On this missions note, I picked up John Piper's Let The Nations Be Glad a couple days ago.  I don't know when I'll get to reading it but I know that it is probably the best book on missions every written. haha - Zealot out

September 3, 2008

The Heart Of A Pastor: Gentleness

1 Thessalonians 2:7-8 "But we were gentle among you, just as a nursing moter cherishes her own children 8 So, affectionately longing for you, we were well pleased to impart to you not only the gospel of God, but also our own lives, because you had become dear to us."
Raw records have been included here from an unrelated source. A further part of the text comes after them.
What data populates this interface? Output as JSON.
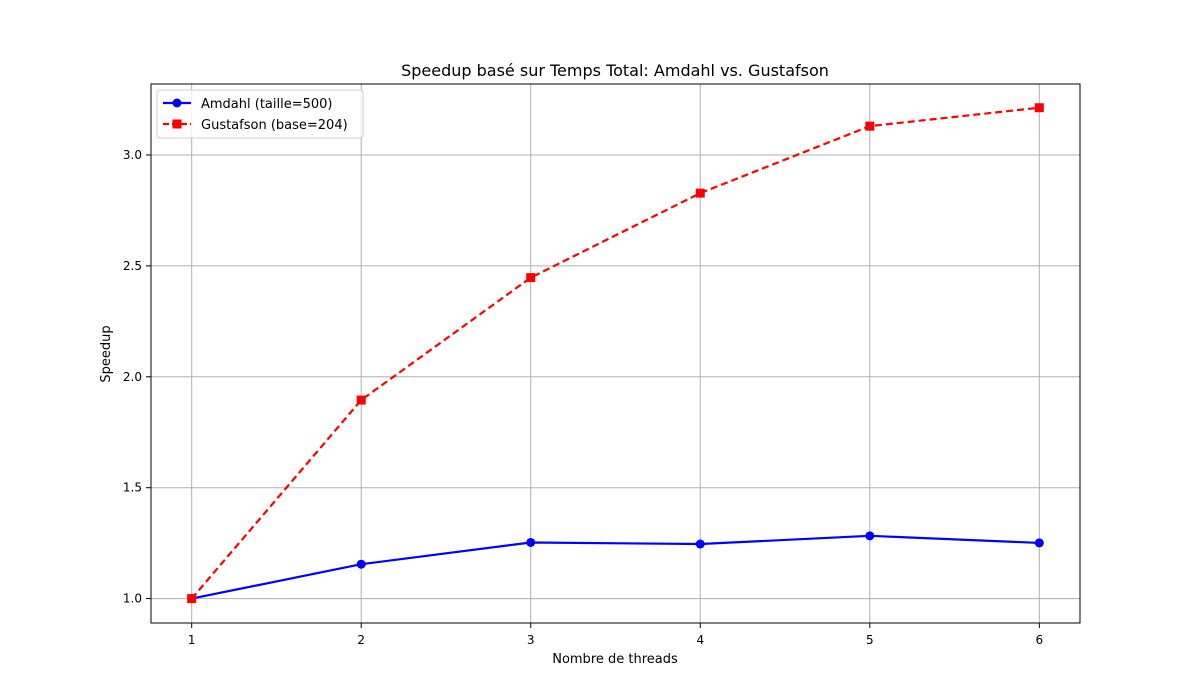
{
  "chart_data": {
    "type": "line",
    "title": "Speedup basé sur Temps Total: Amdahl vs. Gustafson",
    "xlabel": "Nombre de threads",
    "ylabel": "Speedup",
    "x": [
      1,
      2,
      3,
      4,
      5,
      6
    ],
    "x_ticks": [
      "1",
      "2",
      "3",
      "4",
      "5",
      "6"
    ],
    "y_ticks": [
      "1.0",
      "1.5",
      "2.0",
      "2.5",
      "3.0"
    ],
    "y_tick_values": [
      1.0,
      1.5,
      2.0,
      2.5,
      3.0
    ],
    "xlim": [
      0.76,
      6.24
    ],
    "ylim": [
      0.89,
      3.32
    ],
    "grid": true,
    "legend_position": "top-left",
    "series": [
      {
        "name": "Amdahl (taille=500)",
        "values": [
          1.0,
          1.155,
          1.253,
          1.246,
          1.283,
          1.251
        ],
        "color": "#0000ff",
        "marker": "circle",
        "line_style": "solid"
      },
      {
        "name": "Gustafson (base=204)",
        "values": [
          1.0,
          1.895,
          2.447,
          2.828,
          3.13,
          3.213
        ],
        "color": "#ff0000",
        "marker": "square",
        "line_style": "dashed"
      }
    ]
  }
}
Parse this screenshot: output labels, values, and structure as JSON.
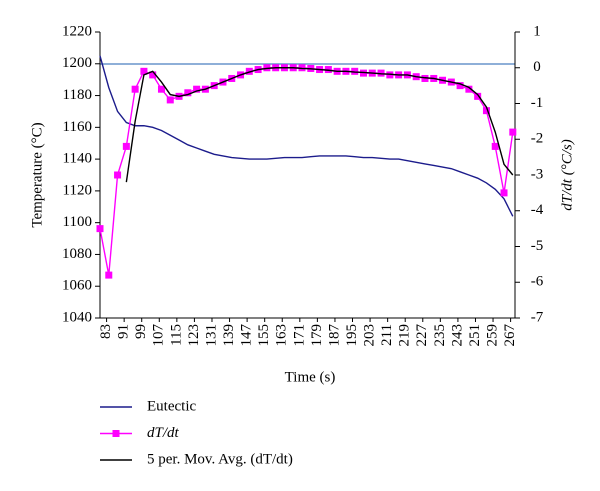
{
  "chart_data": {
    "type": "line",
    "xlabel": "Time (s)",
    "ylabel": "Temperature (°C)",
    "y2label": "dT/dt (°C/s)",
    "x": [
      80,
      84,
      88,
      92,
      96,
      100,
      104,
      108,
      112,
      116,
      120,
      124,
      128,
      132,
      136,
      140,
      144,
      148,
      152,
      156,
      160,
      164,
      168,
      172,
      176,
      180,
      184,
      188,
      192,
      196,
      200,
      204,
      208,
      212,
      216,
      220,
      224,
      228,
      232,
      236,
      240,
      244,
      248,
      252,
      256,
      260,
      264,
      268
    ],
    "xlim": [
      80,
      269
    ],
    "xticks": [
      83,
      91,
      99,
      107,
      115,
      123,
      131,
      139,
      147,
      155,
      163,
      171,
      179,
      187,
      195,
      203,
      211,
      219,
      227,
      235,
      243,
      251,
      259,
      267
    ],
    "ylim": [
      1040,
      1220
    ],
    "yticks": [
      1040,
      1060,
      1080,
      1100,
      1120,
      1140,
      1160,
      1180,
      1200,
      1220
    ],
    "y2lim": [
      -7,
      1
    ],
    "y2ticks": [
      -7,
      -6,
      -5,
      -4,
      -3,
      -2,
      -1,
      0,
      1
    ],
    "series": [
      {
        "name": "Eutectic",
        "color": "#1c1c8c",
        "values": [
          1205,
          1185,
          1170,
          1163,
          1161,
          1161,
          1160,
          1158,
          1155,
          1152,
          1149,
          1147,
          1145,
          1143,
          1142,
          1141,
          1140.5,
          1140,
          1140,
          1140,
          1140.5,
          1141,
          1141,
          1141,
          1141.5,
          1142,
          1142,
          1142,
          1142,
          1141.5,
          1141,
          1141,
          1140.5,
          1140,
          1140,
          1139,
          1138,
          1137,
          1136,
          1135,
          1134,
          1132,
          1130,
          1128,
          1125,
          1121,
          1115,
          1104
        ]
      },
      {
        "name": "dT/dt",
        "color": "#ff00ff",
        "axis": "y2",
        "marker": "square",
        "values": [
          -4.5,
          -5.8,
          -3,
          -2.2,
          -0.6,
          -0.1,
          -0.2,
          -0.6,
          -0.9,
          -0.8,
          -0.7,
          -0.6,
          -0.6,
          -0.5,
          -0.4,
          -0.3,
          -0.2,
          -0.1,
          -0.05,
          0,
          0,
          0,
          0,
          0,
          -0.02,
          -0.05,
          -0.05,
          -0.1,
          -0.1,
          -0.1,
          -0.15,
          -0.15,
          -0.15,
          -0.2,
          -0.2,
          -0.2,
          -0.25,
          -0.3,
          -0.3,
          -0.35,
          -0.4,
          -0.5,
          -0.6,
          -0.8,
          -1.2,
          -2.2,
          -3.5,
          -1.8
        ]
      },
      {
        "name": "5 per. Mov. Avg. (dT/dt)",
        "color": "#000000",
        "axis": "y2",
        "values": [
          null,
          null,
          null,
          -3.2,
          -1.5,
          -0.2,
          -0.1,
          -0.4,
          -0.75,
          -0.8,
          -0.75,
          -0.65,
          -0.6,
          -0.5,
          -0.4,
          -0.3,
          -0.2,
          -0.12,
          -0.05,
          -0.02,
          0,
          0,
          0,
          -0.02,
          -0.03,
          -0.05,
          -0.07,
          -0.1,
          -0.1,
          -0.12,
          -0.13,
          -0.15,
          -0.17,
          -0.18,
          -0.2,
          -0.2,
          -0.25,
          -0.28,
          -0.3,
          -0.35,
          -0.4,
          -0.45,
          -0.55,
          -0.75,
          -1.1,
          -1.8,
          -2.7,
          -3.0
        ]
      }
    ]
  }
}
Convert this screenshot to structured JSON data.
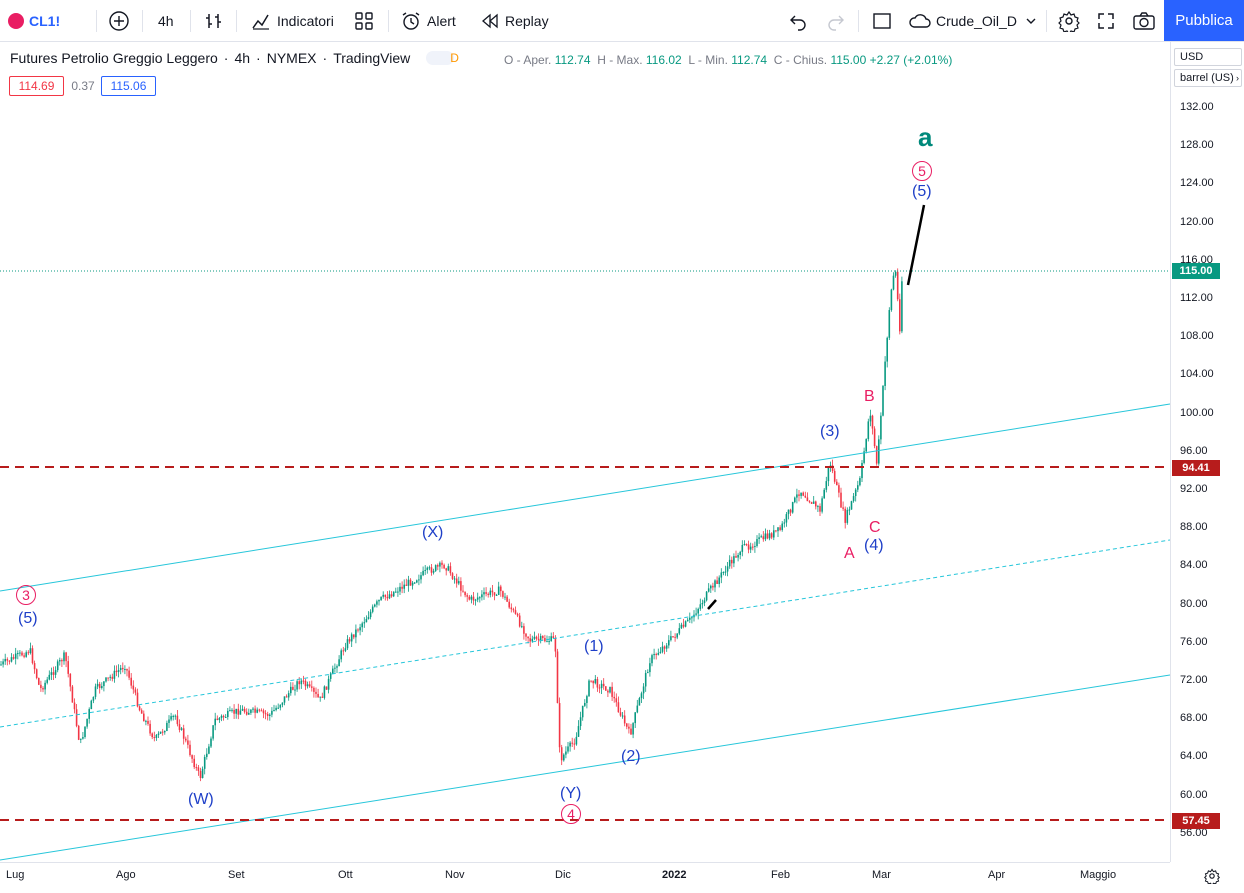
{
  "toolbar": {
    "symbol": "CL1!",
    "interval": "4h",
    "indicators": "Indicatori",
    "alert": "Alert",
    "replay": "Replay",
    "layout_name": "Crude_Oil_D",
    "publish": "Pubblica"
  },
  "legend": {
    "title": "Futures Petrolio Greggio Leggero",
    "interval": "4h",
    "exchange": "NYMEX",
    "source": "TradingView",
    "badge": "D",
    "open_label": "O - Aper.",
    "open": "112.74",
    "high_label": "H - Max.",
    "high": "116.02",
    "low_label": "L - Min.",
    "low": "112.74",
    "close_label": "C - Chius.",
    "close": "115.00",
    "change": "+2.27 (+2.01%)",
    "bid": "114.69",
    "spread": "0.37",
    "ask": "115.06"
  },
  "price_axis": {
    "currency": "USD",
    "unit": "barrel (US)",
    "ticks": [
      "132.00",
      "128.00",
      "124.00",
      "120.00",
      "116.00",
      "112.00",
      "108.00",
      "104.00",
      "100.00",
      "96.00",
      "92.00",
      "88.00",
      "84.00",
      "80.00",
      "76.00",
      "72.00",
      "68.00",
      "64.00",
      "60.00",
      "56.00"
    ],
    "last_price": "115.00",
    "level_high": "94.41",
    "level_low": "57.45"
  },
  "time_axis": [
    "Lug",
    "Ago",
    "Set",
    "Ott",
    "Nov",
    "Dic",
    "2022",
    "Feb",
    "Mar",
    "Apr",
    "Maggio"
  ],
  "wave_labels": {
    "a": "a",
    "five_circ": "5",
    "five_paren_top": "(5)",
    "b": "B",
    "three_paren": "(3)",
    "c": "C",
    "a_upper": "A",
    "four_paren": "(4)",
    "x_paren": "(X)",
    "three_circ": "3",
    "five_paren_left": "(5)",
    "one_paren": "(1)",
    "two_paren": "(2)",
    "w_paren": "(W)",
    "y_paren": "(Y)",
    "four_circ": "4"
  },
  "colors": {
    "accent": "#2962ff",
    "up": "#089981",
    "down": "#f23645",
    "level_line": "#b71c1c",
    "channel": "#26c6da",
    "wave_blue": "#1e3fc8",
    "wave_pink": "#e91e63",
    "wave_green": "#00897b"
  }
}
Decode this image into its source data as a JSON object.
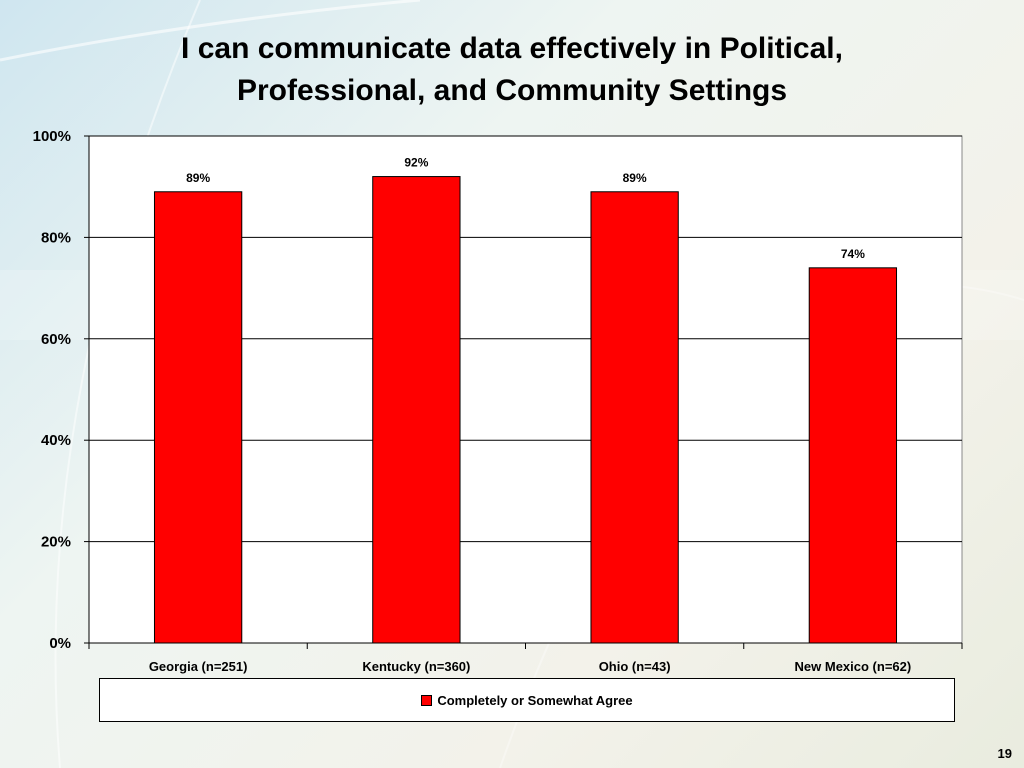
{
  "slide": {
    "page_number": "19"
  },
  "chart_data": {
    "type": "bar",
    "title": [
      "I can communicate data effectively in Political,",
      "Professional, and Community Settings"
    ],
    "categories": [
      "Georgia (n=251)",
      "Kentucky (n=360)",
      "Ohio (n=43)",
      "New Mexico (n=62)"
    ],
    "series": [
      {
        "name": "Completely or Somewhat Agree",
        "values": [
          89,
          92,
          89,
          74
        ],
        "color": "#ff0000"
      }
    ],
    "data_labels": [
      "89%",
      "92%",
      "89%",
      "74%"
    ],
    "ylim": [
      0,
      100
    ],
    "yticks": [
      0,
      20,
      40,
      60,
      80,
      100
    ],
    "ytick_labels": [
      "0%",
      "20%",
      "40%",
      "60%",
      "80%",
      "100%"
    ],
    "grid": true,
    "legend_position": "bottom",
    "plot_background": "#ffffff"
  }
}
In these two verses I can clearly see the heart of a pastor; a true pastor. A true shepherd.  Paul says they "were gentle among [them]."  A true pastor carries about him a spirit of gentleness.  He is not rough, withdrawn, antisocial, or apathetic to his people's needs. He is not standoffish but approachable.  He is tenderhearted, loving, and a good listener.  He is firm in his convictions yet delicate in his demeanor.  He knows he is called with a high calling as the shepherd of the flock and thus must always seek to model the Great Shepherd.  He models the gentleness and compassion of Christ.  As Christ looked at the masses and was moved with compassion so the pastor looks at those who are brokenhearted, spiritually dry, or lost and is deeply moved with compassion and heartfelt care. This compassion inevitably leads him to interact with his whole flock with an undeniable spirit of gentleness.  Can people examine my life and rightly describe me as one who is humble, loving and GENTLE? May I seek to model Christ in tenderheartedness and gentleness.  " Lord, make me a gentle, tenderhearted man.  Give me zeal, passion, fire, but give me love, humility, and gentleness."  
In verse 8, Paul was pleased to impart the gospel to them.  One of the greatest joys in ministry is "imparting the gospel" to the world.  I strongly believe that the declaration of the gospel should be the focal point of any pulpit or pastoral ministry.  The gospel is the only message which carries with it the "power of God unto salvation for all who believe!"  However, Paul did not just impart the gospel to them but his "own [life]."  As important as preaching the gospel is, ministry is much more than just proclaiming and speaking truth to a people.  It is the giving up of your very life to those people in servitude unto the glory of God. "Lord, please send a godly man into my life who would pour his life into mine.  Send me a pastor who is bold, wise, gentle; one who has the heart of a true pastor. Lord, I desire a spiritual mentor who will disciple me and teach me what it means to be a real man."